Hence, a Kafka consumer could maintain stream state, since it will see all the messages in the topic. However, since any process might crash, it’s necessary to persist any important state changes. One way to do this is to write the current state to another Kafka topic!

Message queues provide many advantages. They decouple producers from consumers, making it easy for them to come and go. They support an arbitrary number of producers and consumers per topic, promoting scalability. They expose a narrow message queue abstraction, which not only makes them easy to use but also effectively hides the implementation so that many scalability and resiliency features can be implemented behind the scenes.

Why Kafka?

Kafka’s current popularity is because it is ideally suited as the backbone of fast data architectures. It combines the benefits of event logs as the fundamental abstraction for streaming with the benefits of message queues. The Kafka documentation describes it as “a distributed, partitioned, replicated commit log service.” Note the emphasis on logging, which is why Kafka doesn’t delete messages once they’ve been read. Instead, multiple consumers can see the whole log and process it as they see fit (or even reprocess the log when an analysis task fails). The quote also hints that Kafka topics are partitioned for greater scalability and the partitions can be replicated across the cluster for greater durability and resiliency.

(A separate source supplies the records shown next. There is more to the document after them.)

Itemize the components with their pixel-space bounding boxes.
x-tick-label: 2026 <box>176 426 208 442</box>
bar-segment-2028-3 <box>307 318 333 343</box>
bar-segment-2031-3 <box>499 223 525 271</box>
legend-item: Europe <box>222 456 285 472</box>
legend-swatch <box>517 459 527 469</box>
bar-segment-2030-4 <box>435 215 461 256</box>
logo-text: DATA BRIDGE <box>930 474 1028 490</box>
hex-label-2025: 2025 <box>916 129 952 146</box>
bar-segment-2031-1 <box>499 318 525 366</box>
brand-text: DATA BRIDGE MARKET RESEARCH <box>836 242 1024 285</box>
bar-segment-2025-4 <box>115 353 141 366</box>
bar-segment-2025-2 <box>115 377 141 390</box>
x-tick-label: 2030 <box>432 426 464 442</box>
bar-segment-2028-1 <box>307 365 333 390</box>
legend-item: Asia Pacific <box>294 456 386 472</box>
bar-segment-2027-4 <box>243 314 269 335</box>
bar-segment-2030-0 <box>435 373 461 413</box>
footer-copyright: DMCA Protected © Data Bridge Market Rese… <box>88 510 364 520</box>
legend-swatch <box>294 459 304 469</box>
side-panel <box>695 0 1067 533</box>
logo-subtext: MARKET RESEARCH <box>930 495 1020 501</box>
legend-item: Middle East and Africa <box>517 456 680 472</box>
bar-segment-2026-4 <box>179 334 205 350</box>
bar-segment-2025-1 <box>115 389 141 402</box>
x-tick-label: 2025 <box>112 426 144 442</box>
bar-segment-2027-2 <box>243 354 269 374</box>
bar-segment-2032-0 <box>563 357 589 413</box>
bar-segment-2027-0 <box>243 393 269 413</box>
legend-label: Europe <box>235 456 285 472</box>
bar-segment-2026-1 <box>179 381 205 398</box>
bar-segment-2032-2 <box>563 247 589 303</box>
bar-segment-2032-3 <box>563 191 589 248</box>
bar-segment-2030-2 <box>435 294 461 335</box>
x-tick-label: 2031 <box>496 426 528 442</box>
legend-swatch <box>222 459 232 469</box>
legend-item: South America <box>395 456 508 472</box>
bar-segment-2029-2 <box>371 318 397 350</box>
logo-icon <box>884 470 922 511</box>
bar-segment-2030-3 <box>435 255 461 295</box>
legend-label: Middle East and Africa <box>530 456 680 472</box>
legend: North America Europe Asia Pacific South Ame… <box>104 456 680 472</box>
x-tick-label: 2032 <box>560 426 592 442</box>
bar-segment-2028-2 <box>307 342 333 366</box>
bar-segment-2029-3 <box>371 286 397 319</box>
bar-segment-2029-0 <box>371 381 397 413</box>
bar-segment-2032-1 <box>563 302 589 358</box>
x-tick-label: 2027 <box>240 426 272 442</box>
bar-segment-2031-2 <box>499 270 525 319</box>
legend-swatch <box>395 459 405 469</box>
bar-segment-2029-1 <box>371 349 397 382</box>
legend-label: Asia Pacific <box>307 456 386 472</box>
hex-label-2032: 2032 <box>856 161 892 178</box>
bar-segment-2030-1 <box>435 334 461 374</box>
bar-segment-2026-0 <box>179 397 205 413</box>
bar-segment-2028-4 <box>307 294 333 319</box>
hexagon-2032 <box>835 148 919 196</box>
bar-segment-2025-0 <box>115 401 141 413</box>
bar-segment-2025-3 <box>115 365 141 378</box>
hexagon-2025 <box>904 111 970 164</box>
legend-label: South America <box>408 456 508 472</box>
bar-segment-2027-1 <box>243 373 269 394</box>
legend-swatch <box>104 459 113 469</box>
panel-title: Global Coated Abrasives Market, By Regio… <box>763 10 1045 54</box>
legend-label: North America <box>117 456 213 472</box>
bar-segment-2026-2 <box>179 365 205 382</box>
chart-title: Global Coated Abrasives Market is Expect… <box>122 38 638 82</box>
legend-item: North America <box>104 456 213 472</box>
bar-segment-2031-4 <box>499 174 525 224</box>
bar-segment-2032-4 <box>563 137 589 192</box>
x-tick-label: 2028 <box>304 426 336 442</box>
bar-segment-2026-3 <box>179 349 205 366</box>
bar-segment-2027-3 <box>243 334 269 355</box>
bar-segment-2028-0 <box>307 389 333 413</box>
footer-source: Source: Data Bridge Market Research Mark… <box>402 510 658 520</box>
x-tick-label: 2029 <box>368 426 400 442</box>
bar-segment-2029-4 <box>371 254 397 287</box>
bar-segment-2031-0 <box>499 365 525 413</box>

Kafka has also benefited from years of production use and development at LinkedIn, where it started. A year ago, LinkedIn’s Kafka infrastructure surpassed 1.1 trillion messages a day, and it’s still growing.

With the Kafka backbone and persistence options like distributed filesystems and databases, the third key element is the processing engine. For the last several years, Kafka, Cassandra, and Spark Streaming have been a very popular combination for streaming implementations.⁴ However, our thinking about stream processing semantics is evolving, too, which has fueled the emergence of Spark competitors.